N MARCH 2009, Roxann Abrams received the news no mother ever wants to hear. Her son, Army Sgt. 1st Class Randy Abrams, was dead. Randy, who enlisted in the U.S. Marine Corps right out of high school and later went into the Army and served three tours of duty in Iraq, didn’t die overseas — he died by his own hand in February 2009. His death is one of a growing number of suicides in the U.S. armed forces.
Unofficial figures from DoD indicate 349 servicemembers, from all branches of the armed forces, died by suicide in 2012. That’s a 15-percent increase in suicide rates from 2011. In fact, more soldiers died from suicide in 2012 than from combat in Afghanistan, which the Associated Press reports at 295 deaths. The U.S. Army has the highest rate of suicide of all branches: more than 32 suicides per 100,000 soldiers, and Army rates of suicide have been increasing steadily since 2004.
However, the average suicide rate in the armed forces overall — 24 suicides per 100,000 servicemembers — is fairly on par with the suicide rate for U.S. civilian men ages 17 to 60. The suicide rate for veterans greatly exceeds that of active duty servicemembers. Though DoD and the VA have not yet developed a way to track veteran suicides, the VA estimates 18 veterans kill themselves every day.
Reasons for rising rate
A variety of factors explain the rising suicide rate, according to Dr. David Rudd, a clinical psychologist, cofounder of the National Center for Veterans Studies at the University of Utah, and former military psychologist for the 2nd Armored Division. One is the U.S. military has seen 11 years of combat with high operational tempo, long working hours, and long periods in the field on two fronts: Iraq and Afghanistan. “We’ve never served in two simultaneous wars for this duration,” Rudd says. “Recent data show that those with repeated combat exposure have greater risk of suicide.”
However, DoD doesn’t necessarily see combat as a factor in suicide risk. “Over 50 percent of those who have committed suicide have not deployed,” says Jacqueline Garrick, acting director of the Defense Suicide Prevention Office of the Undersecretary of Personnel and Readiness. “So we don’t see deployment as a factor.”
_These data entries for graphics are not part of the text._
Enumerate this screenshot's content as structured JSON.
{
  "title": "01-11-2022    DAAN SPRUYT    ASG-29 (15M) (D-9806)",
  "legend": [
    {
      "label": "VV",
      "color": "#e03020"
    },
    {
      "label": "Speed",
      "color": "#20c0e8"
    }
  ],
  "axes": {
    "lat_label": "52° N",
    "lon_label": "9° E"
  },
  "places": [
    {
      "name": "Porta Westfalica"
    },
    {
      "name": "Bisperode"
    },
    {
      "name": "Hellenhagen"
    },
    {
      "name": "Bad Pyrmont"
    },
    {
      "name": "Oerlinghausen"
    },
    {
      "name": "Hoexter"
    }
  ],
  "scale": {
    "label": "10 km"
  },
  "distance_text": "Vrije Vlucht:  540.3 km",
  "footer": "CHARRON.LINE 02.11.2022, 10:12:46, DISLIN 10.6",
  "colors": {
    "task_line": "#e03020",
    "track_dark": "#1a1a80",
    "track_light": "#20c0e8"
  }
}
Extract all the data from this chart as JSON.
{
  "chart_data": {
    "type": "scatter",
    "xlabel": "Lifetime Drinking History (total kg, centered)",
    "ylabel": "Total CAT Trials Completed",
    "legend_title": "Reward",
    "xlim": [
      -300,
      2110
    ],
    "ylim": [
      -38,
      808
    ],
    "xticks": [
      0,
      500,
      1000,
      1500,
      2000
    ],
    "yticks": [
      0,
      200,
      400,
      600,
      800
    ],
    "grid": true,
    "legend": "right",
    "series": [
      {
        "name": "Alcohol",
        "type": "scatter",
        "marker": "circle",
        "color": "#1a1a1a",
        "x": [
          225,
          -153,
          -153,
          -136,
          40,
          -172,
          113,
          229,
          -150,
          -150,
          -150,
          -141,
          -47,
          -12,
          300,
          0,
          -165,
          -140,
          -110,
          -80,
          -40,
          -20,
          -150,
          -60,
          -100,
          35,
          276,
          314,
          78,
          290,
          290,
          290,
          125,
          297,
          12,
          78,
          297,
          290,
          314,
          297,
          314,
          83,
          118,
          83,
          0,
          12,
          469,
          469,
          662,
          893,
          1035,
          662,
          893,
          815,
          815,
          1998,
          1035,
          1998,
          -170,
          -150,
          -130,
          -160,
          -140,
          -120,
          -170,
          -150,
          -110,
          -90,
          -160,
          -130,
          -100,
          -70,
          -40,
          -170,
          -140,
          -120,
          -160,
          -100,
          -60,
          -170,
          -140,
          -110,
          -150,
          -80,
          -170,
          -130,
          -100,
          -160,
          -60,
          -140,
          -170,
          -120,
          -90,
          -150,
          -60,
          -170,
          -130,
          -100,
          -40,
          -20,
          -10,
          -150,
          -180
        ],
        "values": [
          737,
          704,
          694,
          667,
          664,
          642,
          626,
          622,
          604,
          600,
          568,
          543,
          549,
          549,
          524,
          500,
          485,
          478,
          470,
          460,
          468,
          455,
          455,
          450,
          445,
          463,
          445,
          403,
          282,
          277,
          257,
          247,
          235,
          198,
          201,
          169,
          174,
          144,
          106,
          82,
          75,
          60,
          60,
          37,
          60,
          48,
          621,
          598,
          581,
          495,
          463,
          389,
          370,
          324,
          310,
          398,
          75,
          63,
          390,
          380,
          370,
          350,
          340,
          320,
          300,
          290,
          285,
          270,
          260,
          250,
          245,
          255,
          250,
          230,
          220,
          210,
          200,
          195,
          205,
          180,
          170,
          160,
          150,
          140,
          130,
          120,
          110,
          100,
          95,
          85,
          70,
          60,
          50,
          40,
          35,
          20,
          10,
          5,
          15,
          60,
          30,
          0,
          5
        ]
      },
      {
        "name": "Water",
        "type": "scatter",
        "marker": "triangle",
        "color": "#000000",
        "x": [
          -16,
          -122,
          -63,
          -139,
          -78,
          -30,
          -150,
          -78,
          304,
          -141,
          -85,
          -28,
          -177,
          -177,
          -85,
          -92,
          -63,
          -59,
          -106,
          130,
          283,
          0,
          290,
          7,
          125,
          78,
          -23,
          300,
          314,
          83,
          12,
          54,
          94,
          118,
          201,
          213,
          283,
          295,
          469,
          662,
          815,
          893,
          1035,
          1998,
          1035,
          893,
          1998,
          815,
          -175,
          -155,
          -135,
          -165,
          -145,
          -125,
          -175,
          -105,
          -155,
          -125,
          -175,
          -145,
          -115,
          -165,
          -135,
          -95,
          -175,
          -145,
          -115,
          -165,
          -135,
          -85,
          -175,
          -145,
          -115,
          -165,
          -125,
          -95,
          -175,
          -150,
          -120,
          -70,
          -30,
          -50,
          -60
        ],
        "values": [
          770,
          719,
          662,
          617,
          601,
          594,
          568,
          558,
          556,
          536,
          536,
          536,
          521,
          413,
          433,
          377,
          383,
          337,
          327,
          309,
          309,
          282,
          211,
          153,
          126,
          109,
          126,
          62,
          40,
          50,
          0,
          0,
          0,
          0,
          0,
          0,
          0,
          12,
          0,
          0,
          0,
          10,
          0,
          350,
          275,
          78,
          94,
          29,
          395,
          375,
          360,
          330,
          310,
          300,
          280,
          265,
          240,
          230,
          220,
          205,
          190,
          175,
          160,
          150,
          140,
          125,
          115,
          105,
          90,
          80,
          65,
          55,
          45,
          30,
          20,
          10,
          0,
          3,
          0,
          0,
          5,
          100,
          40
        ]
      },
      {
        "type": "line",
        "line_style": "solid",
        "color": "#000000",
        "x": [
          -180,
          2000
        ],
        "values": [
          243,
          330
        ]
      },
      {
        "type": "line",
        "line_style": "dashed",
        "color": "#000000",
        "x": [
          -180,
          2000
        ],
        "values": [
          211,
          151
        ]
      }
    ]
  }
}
“Our rate per 100,000 is based on a very small segment of the population,” she adds, noting the military has a much younger demographic overall, with most servicemembers being between the ages of 18 and 29. “When you make decisions [about suicide rates] based on data instead of research, you miss the interactions. No two deaths are alike.” Garrick points to relationship, financial, and legal issues as major contributing factors to suicide risk in the military.
DoD carefully tracks suicides (and the potential reasons behind them) in its annual Suicide Event Report. In 2011, DoD reported nearly 45 percent of servicemembers who died by suicide had a history of at least one prior documented behavioral disorder, suggesting a preexisting condition might have contributed to a servicemember’s decision to commit suicide.
Abrams, who in the wake of her son’s death founded Operation I.V., an organization dedicated to helping servicemembers returning from war cope with issues like PTSD, thinks lack of proper screening of military recruits is a major problem. “Recruiting has failed,” Abrams says. “The military has numbers to meet, and recruiters are under sales pressure.”
Facts on Military Suicides
■ 349 servicemembers died by suicide in 2012, up from 301 in 2011.
■ The U.S. Army has the highest suicide rate, with 183 active duty suicide deaths in 2012.
■ Data released recently by the U.S. Army indicates 140 Army National Guard and Army Reserve soldiers died by suicide in 2012.
■ Suicide is now the most common cause of death in the Army, claiming more lives annually than combat.
■ Veteran suicide rates are substantially higher than those of active duty personnel; a veteran dies by suicide every 80 minutes.
■ According to new data from the VA, veterans make up about 20 percent of the suicide deaths in the U.S., even though they make up only 1 percent of the population.
■ New research suggests a servicemember suicide increases the risk of suicide among his or her family members.